Registration Dossier

Administrative data

Description of key information

In - vivo testing on skin sensitisation of Guanidine Thiocyanate is not necessary, due to its corrosive properties.

Key value for chemical safety assessment

Skin sensitisation

Endpoint conclusion
Endpoint conclusion:
no study available
Additional information:

According to REACH Regulation Annex VII, column 2, in - vivo testing on skin sensitisation of Guanidine Thiocyanate is not necessary, due to its corrosive properties.

Generally it is assumed that Guanidine Thiocyanate dissociates in aqueous media in the corresponding ions Guanidinium and Thiocyanate. Therefore both ions, independently of its source, can be considered relevant for assessment of skin sensitisation potential.

Thus theoretically salts of both ions with a relatively nontoxic counter ion are suitable to assess the skin sensitizing potential of Guanidine Thiocyanate. Available data from Guanidine nitrate and Guanidine hydrochloride were evaluated for sensitising properties.

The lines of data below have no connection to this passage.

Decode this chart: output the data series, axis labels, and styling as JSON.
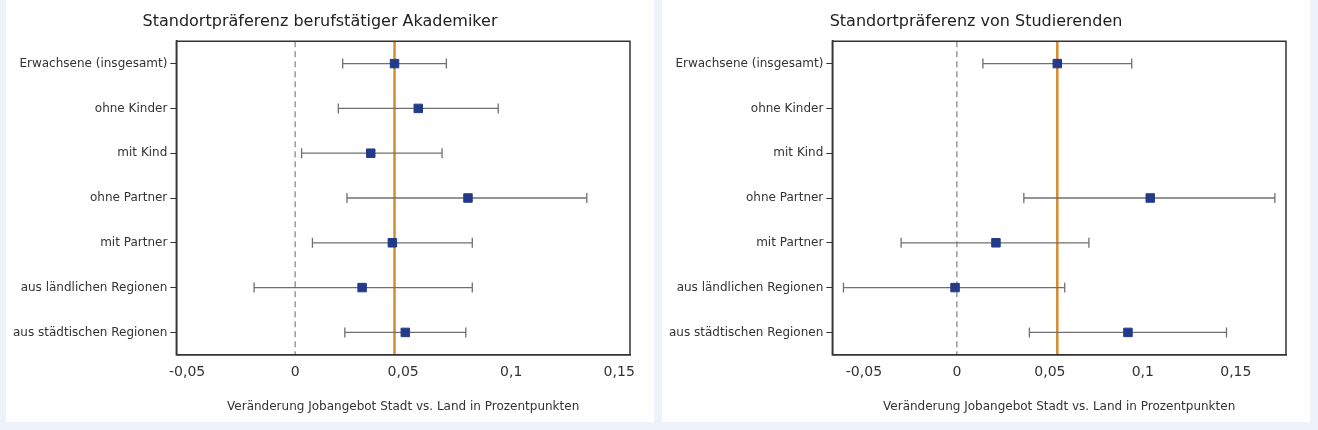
{
  "chart_data": [
    {
      "type": "scatter",
      "orientation": "horizontal",
      "title": "Standortpräferenz berufstätiger Akademiker",
      "xlabel": "Veränderung Jobangebot Stadt vs. Land in Prozentpunkten",
      "categories": [
        "Erwachsene (insgesamt)",
        "ohne Kinder",
        "mit Kind",
        "ohne Partner",
        "mit Partner",
        "aus ländlichen Regionen",
        "aus städtischen Regionen"
      ],
      "values": [
        0.046,
        0.057,
        0.035,
        0.08,
        0.045,
        0.031,
        0.051
      ],
      "errors": [
        [
          0.022,
          0.07
        ],
        [
          0.02,
          0.094
        ],
        [
          0.003,
          0.068
        ],
        [
          0.024,
          0.135
        ],
        [
          0.008,
          0.082
        ],
        [
          -0.019,
          0.082
        ],
        [
          0.023,
          0.079
        ]
      ],
      "color": "#233a8a",
      "marker": "square",
      "grid": false,
      "legend": false,
      "xlim": [
        -0.055,
        0.155
      ],
      "xticks": [
        {
          "value": -0.05,
          "label": "-0,05"
        },
        0,
        {
          "value": 0.05,
          "label": "0,05"
        },
        {
          "value": 0.1,
          "label": "0,1"
        },
        {
          "value": 0.15,
          "label": "0,15"
        }
      ],
      "ref_lines": [
        {
          "axis": "x",
          "value": 0,
          "color": "#808080",
          "line_style": "dashed"
        },
        {
          "axis": "x",
          "value": 0.046,
          "color": "#d98a2e",
          "line_style": "solid"
        }
      ]
    },
    {
      "type": "scatter",
      "orientation": "horizontal",
      "title": "Standortpräferenz von Studierenden",
      "xlabel": "Veränderung Jobangebot Stadt vs. Land in Prozentpunkten",
      "categories": [
        "Erwachsene (insgesamt)",
        "ohne Kinder",
        "mit Kind",
        "ohne Partner",
        "mit Partner",
        "aus ländlichen Regionen",
        "aus städtischen Regionen"
      ],
      "values": [
        0.054,
        null,
        null,
        0.104,
        0.021,
        -0.001,
        0.092
      ],
      "errors": [
        [
          0.014,
          0.094
        ],
        null,
        null,
        [
          0.036,
          0.171
        ],
        [
          -0.03,
          0.071
        ],
        [
          -0.061,
          0.058
        ],
        [
          0.039,
          0.145
        ]
      ],
      "color": "#233a8a",
      "marker": "square",
      "grid": false,
      "legend": false,
      "xlim": [
        -0.067,
        0.177
      ],
      "xticks": [
        {
          "value": -0.05,
          "label": "-0,05"
        },
        0,
        {
          "value": 0.05,
          "label": "0,05"
        },
        {
          "value": 0.1,
          "label": "0,1"
        },
        {
          "value": 0.15,
          "label": "0,15"
        }
      ],
      "ref_lines": [
        {
          "axis": "x",
          "value": 0,
          "color": "#808080",
          "line_style": "dashed"
        },
        {
          "axis": "x",
          "value": 0.054,
          "color": "#d98a2e",
          "line_style": "solid"
        }
      ]
    }
  ]
}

In dermal sensitization studies using the method of Buehler sensitization rates at 24 h and at 48 h were 0 % for both Guanidine nitrate and Guanidine hydrochloride.

Further Sodium thiocyanate is reported not to be a dermal sensitizer based on the results of a Local Lymph Node Assay on the ECHA homepage. 

Taken together there is no evidence for a skin sensitising potential of Guanidine Thiocyanate from supporting information of related read-across substances.  

In conclusion it is justified to regard Guanidine Thiocyanate as a non-sensitizer.

Respiratory sensitisation

Endpoint conclusion
Endpoint conclusion:
no study available

Justification for classification or non-classification

Based on results from Guanidine nitrate, Guanidine hydrochloride and information for

Sodium thiocyanate, it is reasonable to conclude that no classification according to CLP criteria for skin sensitisation of Guanidine Thiocyanate is justified.